Une hypocrisie totale 



Oui, la logique de diffusion des films est en pleine mutation. Rejeter ce progrès en bloc, c'est comme de vouloir rester à la machine à vapeur à l'heure de la réalité virtuelle. Les exploitants de salles passent ainsi pour des réacs. L'hypocrisie la plus grande, c'est de prétendre protéger les exploitants de salles quand on exerce en réalité la pression sur certains en les empêchant de diffuser le film, et donc de jouir de leur liberté de programmation. Ces exploitants, à savoir le Max Linder et le Forum des Images, se sont carrément retirés du festival SoFilm Summercamp ! Une perte, donc, pour le cinéma au sens large. Enfin, comment désavouer à ce point Thierry Frémaux et sa sélection d'Okja à Cannes ? N'est-ce pas la preuve que le film doit être considéré comme une oeuvre cinématographique ?


N'oublions pas l'essentiel : et si les films Netflix sont bons ? Slate a publié un classement, et j'ai moi-même un chouchou. War Machine, publié récemment sur la plateforme, n'était pas mal du tout. Pourquoi refuser de bons films, si ce n'est par peur du changement et incapacité à s'adapter à un nouveau contexte ?

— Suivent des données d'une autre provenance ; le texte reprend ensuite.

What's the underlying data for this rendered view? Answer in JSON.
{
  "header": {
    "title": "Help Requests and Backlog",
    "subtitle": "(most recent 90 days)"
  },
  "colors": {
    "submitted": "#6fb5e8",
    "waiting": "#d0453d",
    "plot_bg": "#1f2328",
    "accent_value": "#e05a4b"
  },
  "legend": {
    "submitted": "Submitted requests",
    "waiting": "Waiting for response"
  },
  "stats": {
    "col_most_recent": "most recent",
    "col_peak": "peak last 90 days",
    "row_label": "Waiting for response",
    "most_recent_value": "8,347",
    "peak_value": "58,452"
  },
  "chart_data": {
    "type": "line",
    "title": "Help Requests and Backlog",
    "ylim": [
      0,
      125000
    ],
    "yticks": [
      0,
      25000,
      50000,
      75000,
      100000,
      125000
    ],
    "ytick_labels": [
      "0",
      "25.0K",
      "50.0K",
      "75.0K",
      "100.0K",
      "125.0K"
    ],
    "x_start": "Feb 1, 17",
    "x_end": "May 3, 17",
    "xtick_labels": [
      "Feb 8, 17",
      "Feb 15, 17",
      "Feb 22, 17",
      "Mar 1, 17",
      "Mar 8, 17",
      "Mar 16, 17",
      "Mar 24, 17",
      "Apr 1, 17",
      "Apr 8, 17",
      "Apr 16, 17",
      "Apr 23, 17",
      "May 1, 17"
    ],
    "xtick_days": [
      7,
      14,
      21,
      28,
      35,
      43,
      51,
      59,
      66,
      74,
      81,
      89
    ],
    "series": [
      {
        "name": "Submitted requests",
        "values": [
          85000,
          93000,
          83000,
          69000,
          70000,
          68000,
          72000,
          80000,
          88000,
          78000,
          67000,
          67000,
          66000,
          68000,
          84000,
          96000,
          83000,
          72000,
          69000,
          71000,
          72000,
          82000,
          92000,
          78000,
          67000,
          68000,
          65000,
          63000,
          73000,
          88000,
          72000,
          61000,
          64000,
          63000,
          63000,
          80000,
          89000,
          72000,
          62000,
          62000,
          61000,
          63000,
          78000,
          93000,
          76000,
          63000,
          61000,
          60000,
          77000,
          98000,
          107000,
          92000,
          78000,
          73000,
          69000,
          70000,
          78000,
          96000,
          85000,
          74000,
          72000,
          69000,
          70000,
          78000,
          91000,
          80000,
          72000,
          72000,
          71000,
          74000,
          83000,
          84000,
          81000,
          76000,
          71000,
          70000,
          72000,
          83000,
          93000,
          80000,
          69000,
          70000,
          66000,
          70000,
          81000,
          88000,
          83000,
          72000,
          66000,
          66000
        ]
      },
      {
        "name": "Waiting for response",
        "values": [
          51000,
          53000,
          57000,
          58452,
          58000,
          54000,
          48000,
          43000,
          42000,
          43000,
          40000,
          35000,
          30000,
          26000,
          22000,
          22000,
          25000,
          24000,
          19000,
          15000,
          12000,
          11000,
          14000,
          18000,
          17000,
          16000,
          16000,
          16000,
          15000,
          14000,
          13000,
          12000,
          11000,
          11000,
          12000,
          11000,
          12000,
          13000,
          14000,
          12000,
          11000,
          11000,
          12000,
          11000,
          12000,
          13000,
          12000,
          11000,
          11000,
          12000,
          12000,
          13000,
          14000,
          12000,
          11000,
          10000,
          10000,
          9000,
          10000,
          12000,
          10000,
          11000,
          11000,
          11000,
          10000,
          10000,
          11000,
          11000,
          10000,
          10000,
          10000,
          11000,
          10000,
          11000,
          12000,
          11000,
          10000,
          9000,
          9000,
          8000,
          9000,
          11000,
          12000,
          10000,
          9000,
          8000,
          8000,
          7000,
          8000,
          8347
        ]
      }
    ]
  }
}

Okja devrait être vu en salle


Dommage. Okja aurait fait un beau succès en salle: ce film familial a séduit les critiques comme le public. En refusant les films Netflix, qui ne serait jamais qu'un distributeur de plus, le cinéma se tire dans le pied. 

Non, Netflix ne me fera jamais passer l'envie d'aller en salle, tout simplement parce que l'expérience n'a rien à voir. Je pleure un peu, d'ailleurs, de n'avoir découvert Okja que sur mon petit écran d'ordinateur. J'ai loupé l'essentiel que j'aime tant au cinéma : la réaction des autres spectateurs, l'émerveillement, la surprise, le rire et l'émotion. Je ne saurai pas si d'autres que moi ont trouvé le film plus convenu qu'il n'y paraît. Je n'entendrai pas tes enfants rire à une scène potache, ni les commentaires de cinéphiles à la sortie de la salle. À cause de l'entêtement des exploitants, j'ai en partie raté le spectacle. J'aurai du mal à le leur pardonner.